Chorizanthe rigida (common names: devil's spineflower, Spiny-Herb, Rigid Spiny-Herb, Rigid Spineflower) is a short, erect and sometimes single-stalked, but multi-stalked to 5 stalks or more, 2.5-6.0 inches (2 dm) annual plant in the Polygonaceae family the buckwheats. It is a member of the genus Chorizanthe, the spineflowers and is found in the southwestern United States and northern Mexico, in the states of California, Nevada, Utah, Arizona, Baja California-north, and Sonora.

It is a common desert plant found in washes, or in flat mesas that flood with annual rains; also rocky hillsides, and ridgelines, for example throughout the Muggins Mountains Wilderness of southeast Arizona in almost every locale. The plant grows quickly, especially following spring rains, and with the onset of early summer, turns into a spine-skeleton. It has a main taproot, mostly longer than the plant is tall, taking advantage of the rainfall's ground moisture.

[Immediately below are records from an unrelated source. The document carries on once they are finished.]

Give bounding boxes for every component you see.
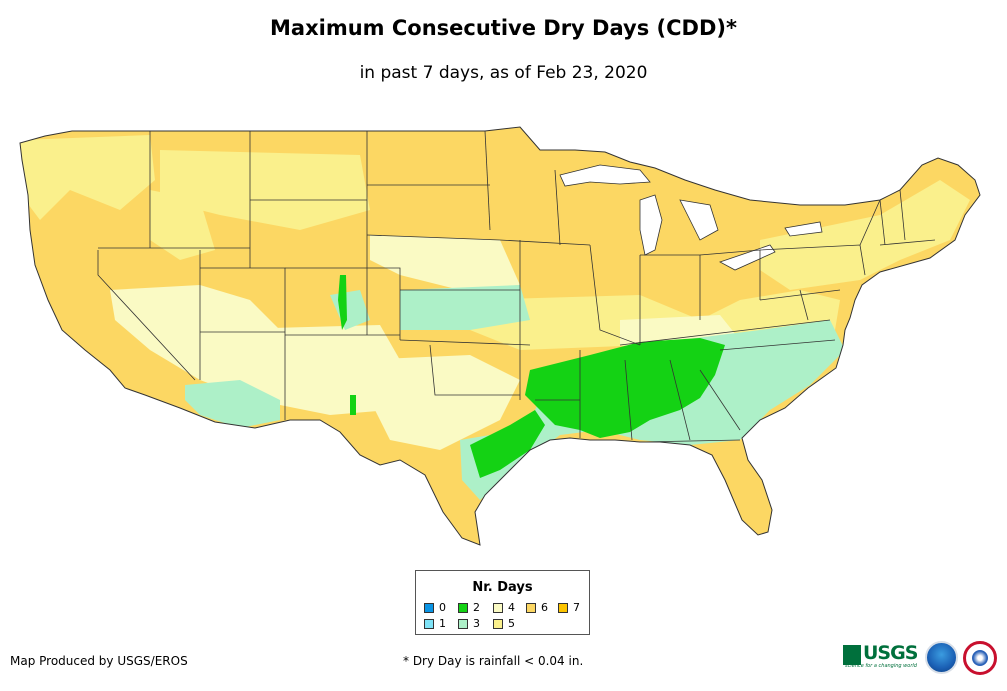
- region-5-days-idaho: [150, 190, 215, 260]
- legend-item-4: 4: [493, 602, 515, 614]
- region-5-days-northeast: [760, 180, 970, 290]
- legend-title: Nr. Days: [472, 580, 533, 595]
- legend-label-4: 4: [508, 601, 515, 614]
- legend-label-5: 5: [508, 617, 515, 630]
- region-2-days-new-mexico: [338, 275, 347, 330]
- region-2-days-deep-south: [525, 338, 725, 438]
- legend-swatch-2: [458, 603, 468, 613]
- nws-logo-icon: [963, 641, 997, 675]
- footnote-text: * Dry Day is rainfall < 0.04 in.: [403, 654, 584, 668]
- legend-item-3: 3: [458, 618, 480, 630]
- region-5-days-northern-plains: [160, 150, 370, 230]
- noaa-logo-icon: [925, 641, 958, 674]
- legend-label-2: 2: [473, 601, 480, 614]
- legend-label-7: 7: [573, 601, 580, 614]
- great-lakes: [559, 164, 823, 271]
- usgs-wave-icon: [843, 645, 861, 665]
- region-2-days-nm-south: [350, 395, 356, 415]
- usgs-logo-text: USGS: [863, 642, 918, 664]
- legend-swatch-0: [424, 603, 434, 613]
- region-3-days-arizona: [185, 380, 280, 428]
- legend-item-1: 1: [424, 618, 446, 630]
- legend-label-1: 1: [439, 617, 446, 630]
- dry-day-fill: [20, 127, 980, 545]
- region-2-days-texas-band: [470, 410, 545, 478]
- legend-swatch-5: [493, 619, 503, 629]
- legend: Nr. Days 0 1 2 3 4 5 6 7: [415, 570, 590, 635]
- region-4-days-texas: [360, 355, 520, 450]
- legend-swatch-3: [458, 619, 468, 629]
- map-subtitle: in past 7 days, as of Feb 23, 2020: [359, 63, 648, 83]
- map-title: Maximum Consecutive Dry Days (CDD)*: [270, 16, 737, 40]
- lake-michigan: [639, 194, 663, 256]
- region-4-days-plains: [370, 235, 520, 290]
- legend-item-7: 7: [558, 602, 580, 614]
- legend-label-6: 6: [541, 601, 548, 614]
- credit-text: Map Produced by USGS/EROS: [10, 654, 188, 668]
- legend-label-3: 3: [473, 617, 480, 630]
- lake-superior: [559, 164, 651, 187]
- region-3-days-kansas: [400, 285, 530, 330]
- legend-item-2: 2: [458, 602, 480, 614]
- legend-swatch-7: [558, 603, 568, 613]
- usgs-logo: USGS science for a changing world: [843, 642, 918, 672]
- legend-item-5: 5: [493, 618, 515, 630]
- region-5-days-west: [20, 135, 155, 220]
- legend-item-0: 0: [424, 602, 446, 614]
- legend-item-6: 6: [526, 602, 548, 614]
- legend-swatch-1: [424, 619, 434, 629]
- state-boundaries: [97, 130, 936, 443]
- lake-ontario: [784, 221, 823, 237]
- legend-label-0: 0: [439, 601, 446, 614]
- usgs-tagline: science for a changing world: [845, 663, 917, 669]
- legend-swatch-4: [493, 603, 503, 613]
- lake-huron: [679, 199, 719, 241]
- legend-swatch-6: [526, 603, 536, 613]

In desert flats, the short 3 inch plant can be easily obscured, by downstream-washed debris that easily collects on the spineflower skeleton. Thus small hillocks of debris are found, a spineflower in the core; possibly this is the advantageous form of germinating at least the source location into a second generation.

The devil's spineflower is extremely conspicuous when growing in its bright new green; when desiccated its spiny skeleton is blackish, dark gray, or of medium browns and blends in easily to the desert background ground colors.

[edit] Western Sonoran Desert specifics

In the hottest sections of the western Sonoran Desert of southwestern Arizona the Rigid Spineflower is mostly a 2.5 to 5 inch plant and is often not noticed when the plant goes dry, (see here (a multi-stalked short plant)). When hiking in a flat mesa, that also floods, the plant can be hidden under clumps and not seen. On a roadside, its skeleton will be left as a single erect plant, the taller plants being found in the highest water-pooled areas.

Across the Colorado River in the eastern Colorado Desert the plant can be found in any major wash in mid spring following at least moderate winter rains.